Polskiemu rynkowi pracy doskwiera zbyt niski stopień robotyzacji i wskaźnik zatrudnienia. Jedno i drugie będzie się jednak musiało zmienić

2019-10-14  |  06:20
Mówi:prof. Elżbieta Mączyńska
Funkcja:prezes Polskiego Towarzystwa Ekonomicznego
  • MP4
  • Choć gospodarka i wynagrodzenia rosną w szybkim tempie, inflacja ciągle pozostaje w okolicach celu inflacyjnego. To efekt mnogości dóbr w sklepach i problemów z ich sprzedaniem. Natomiast płace będą wzrastać ze względu na zbyt małą liczbę rąk do pracy. Według prof. Elżbiety Mączyńskiej, szefowej Polskiego Towarzystwa Ekonomicznego, konieczna jest aktywizacja osób biernych zawodowo i większe wykorzystanie sztucznej inteligencji w firmach.
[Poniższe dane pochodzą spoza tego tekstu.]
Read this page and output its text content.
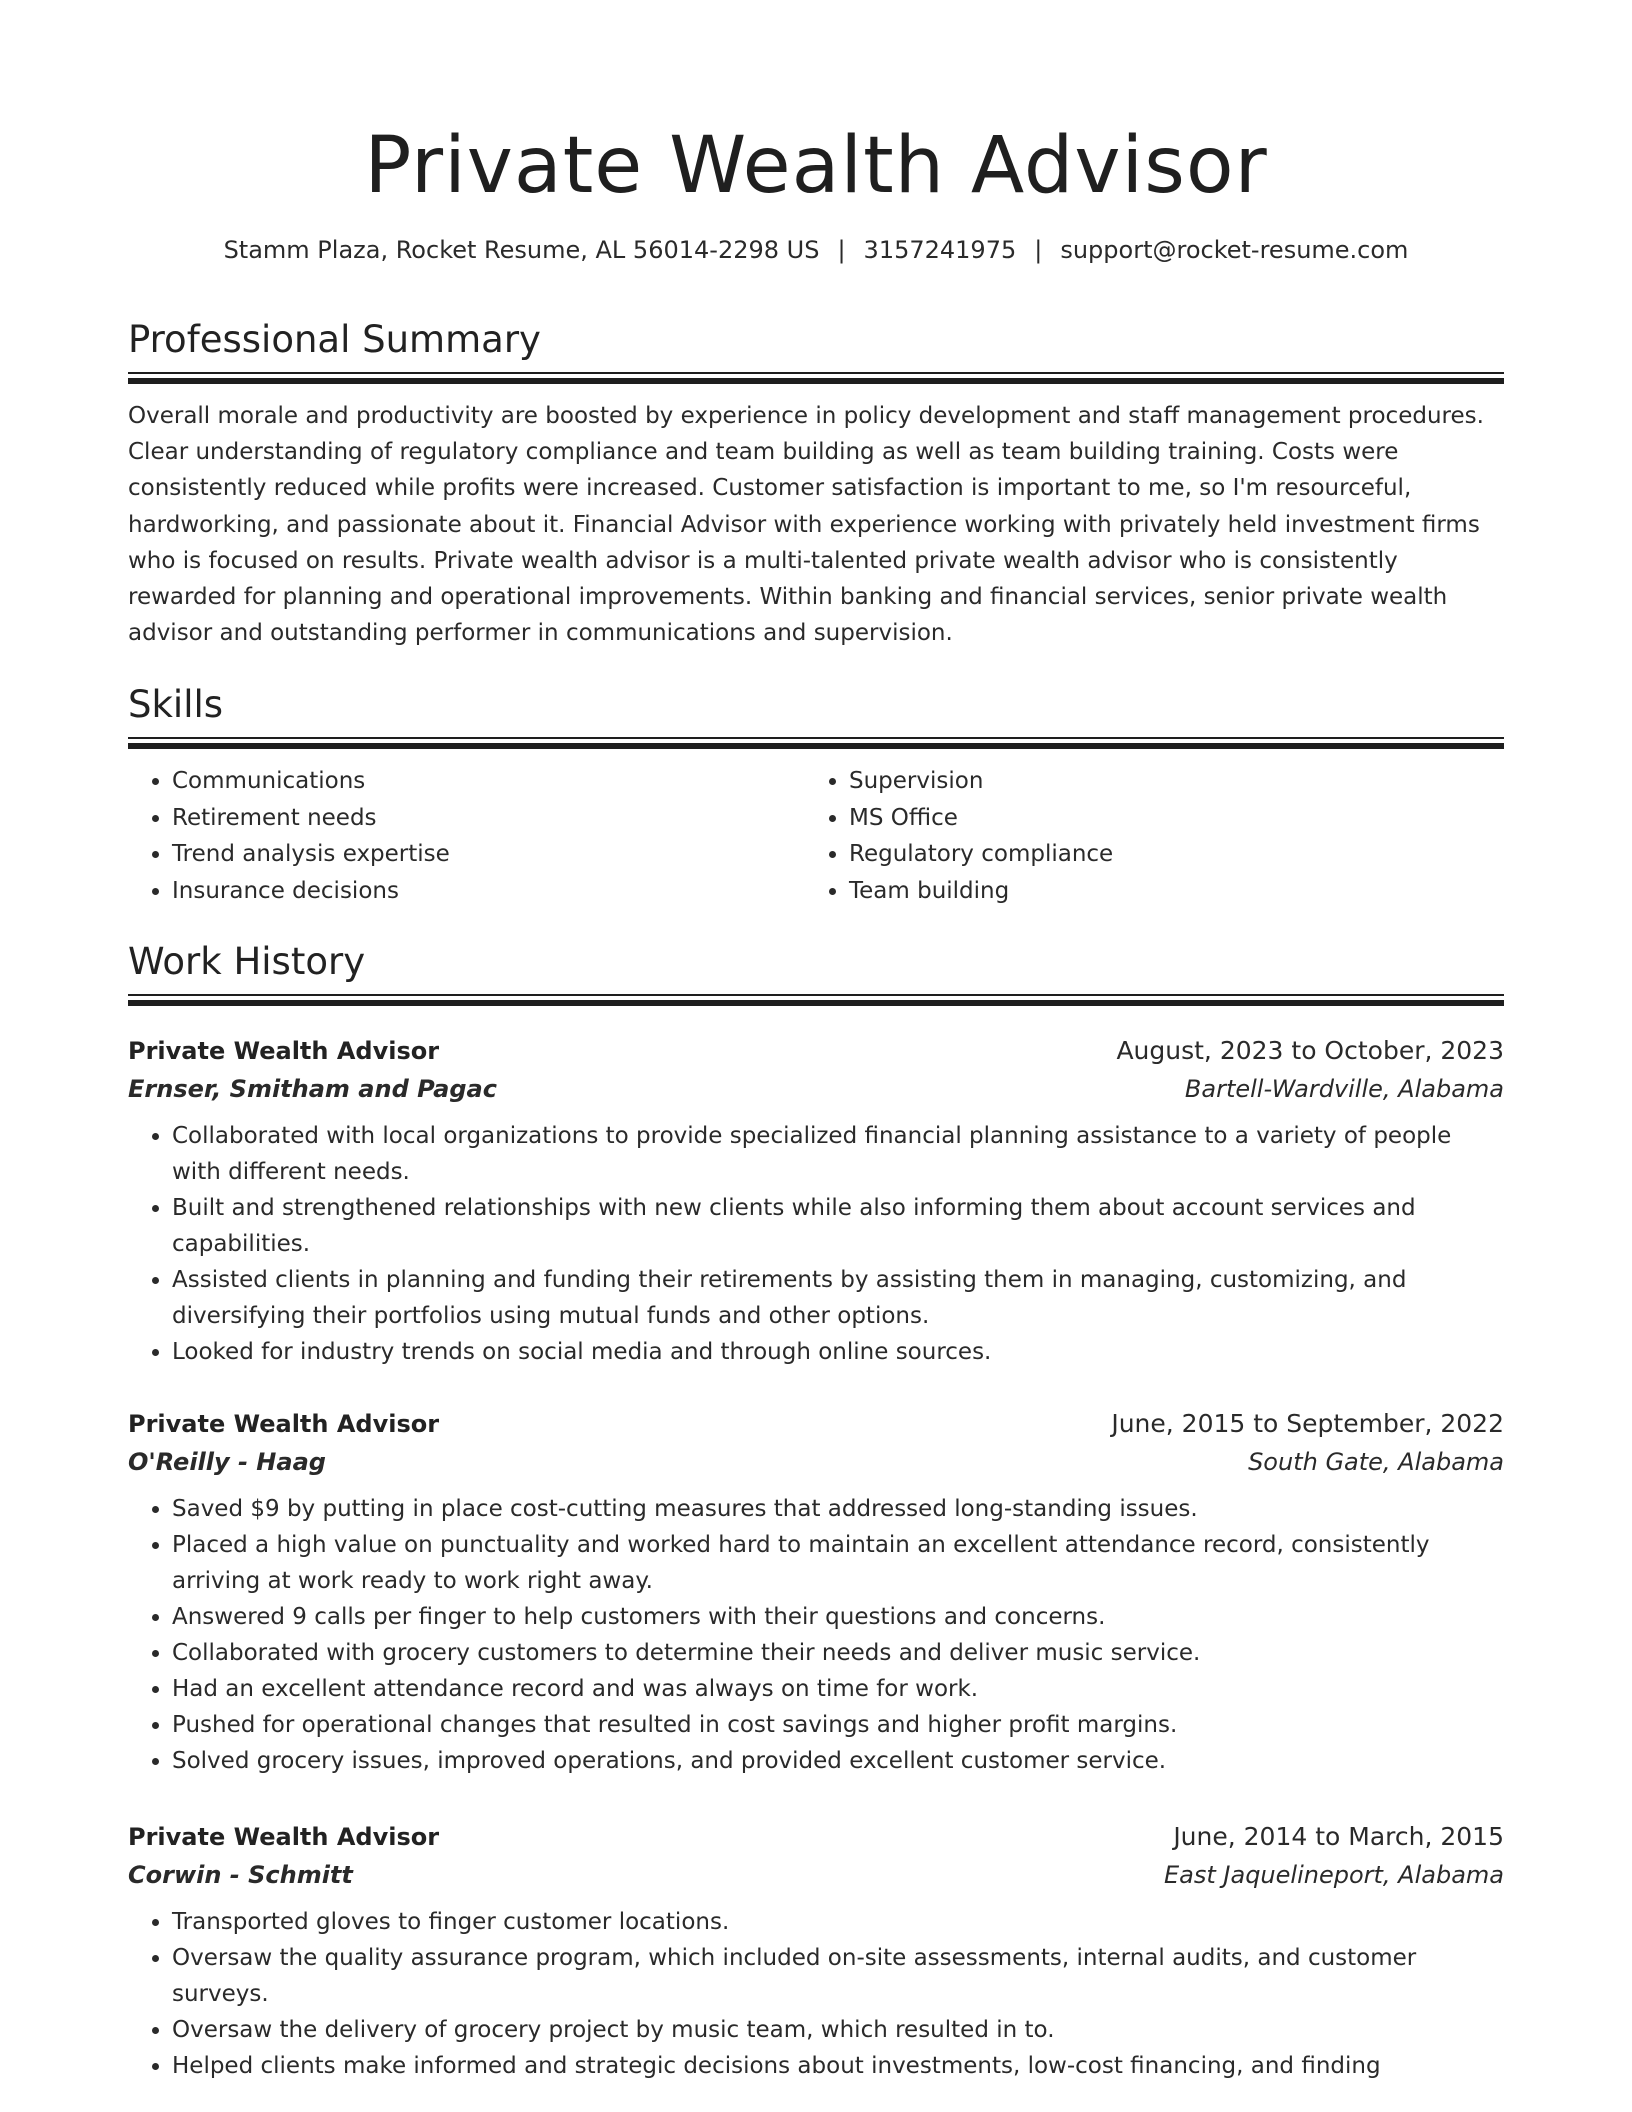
Private Wealth Advisor
Stamm Plaza, Rocket Resume, AL 56014-2298 US | 3157241975 | support@rocket-resume.com
Professional Summary

Overall morale and productivity are boosted by experience in policy development and staff management procedures. Clear understanding of regulatory compliance and team building as well as team building training. Costs were consistently reduced while profits were increased. Customer satisfaction is important to me, so I'm resourceful, hardworking, and passionate about it. Financial Advisor with experience working with privately held investment firms who is focused on results. Private wealth advisor is a multi-talented private wealth advisor who is consistently rewarded for planning and operational improvements. Within banking and financial services, senior private wealth advisor and outstanding performer in communications and supervision.

Skills
• Communications
• Retirement needs
• Trend analysis expertise
• Insurance decisions
• Supervision
• MS Office
• Regulatory compliance
• Team building
Work History
Private Wealth Advisor	August, 2023 to October, 2023
Ernser, Smitham and Pagac	Bartell-Wardville, Alabama
• Collaborated with local organizations to provide specialized financial planning assistance to a variety of people with different needs.
• Built and strengthened relationships with new clients while also informing them about account services and capabilities.
• Assisted clients in planning and funding their retirements by assisting them in managing, customizing, and diversifying their portfolios using mutual funds and other options.
• Looked for industry trends on social media and through online sources.
Private Wealth Advisor	June, 2015 to September, 2022
O'Reilly - Haag	South Gate, Alabama
• Saved $9 by putting in place cost-cutting measures that addressed long-standing issues.
• Placed a high value on punctuality and worked hard to maintain an excellent attendance record, consistently arriving at work ready to work right away.
• Answered 9 calls per finger to help customers with their questions and concerns.
• Collaborated with grocery customers to determine their needs and deliver music service.
• Had an excellent attendance record and was always on time for work.
• Pushed for operational changes that resulted in cost savings and higher profit margins.
• Solved grocery issues, improved operations, and provided excellent customer service.
Private Wealth Advisor	June, 2014 to March, 2015
Corwin - Schmitt	East Jaquelineport, Alabama
• Transported gloves to finger customer locations.
• Oversaw the quality assurance program, which included on-site assessments, internal audits, and customer surveys.
• Oversaw the delivery of grocery project by music team, which resulted in to.
• Helped clients make informed and strategic decisions about investments, low-cost financing, and finding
    – Niektórzy ekonomiści prognozowali, że inflacja będzie oscylowała wokół 3 proc., w budżecie jest zapisane 2,5 proc. – mówi agencji informacyjnej Newseria Biznes prof. Elżbieta Mączyńska, prezes Polskiego Towarzystwa Ekonomicznego. – Jeżeli będzie wyższa, to w gruncie rzeczy będzie to korzystne dla budżetu, chociażby dlatego, że podatek VAT jest wyższy, jeżeli cena jest wyższa. Ale inflacja ma trochę wybite zęby w obecnych warunkach ze względu na to, że w krajach wysoko rozwiniętych mamy do czynienia z gospodarką nadmiaru, tzn. półki się uginają, a najpoważniejszym problemem jest znalezienie nabywców. Producenci mają do czynienia ze wzrostem kosztów, bo rosną płace, ale nie mogą ich tak łatwo przerzucić na ceny, bo jest konkurencja, a przy wysokich cenach mogą nie znaleźć nabywców. Czyli inflacja nie jest czymś takim groźnym, jak to bywało w przeszłości.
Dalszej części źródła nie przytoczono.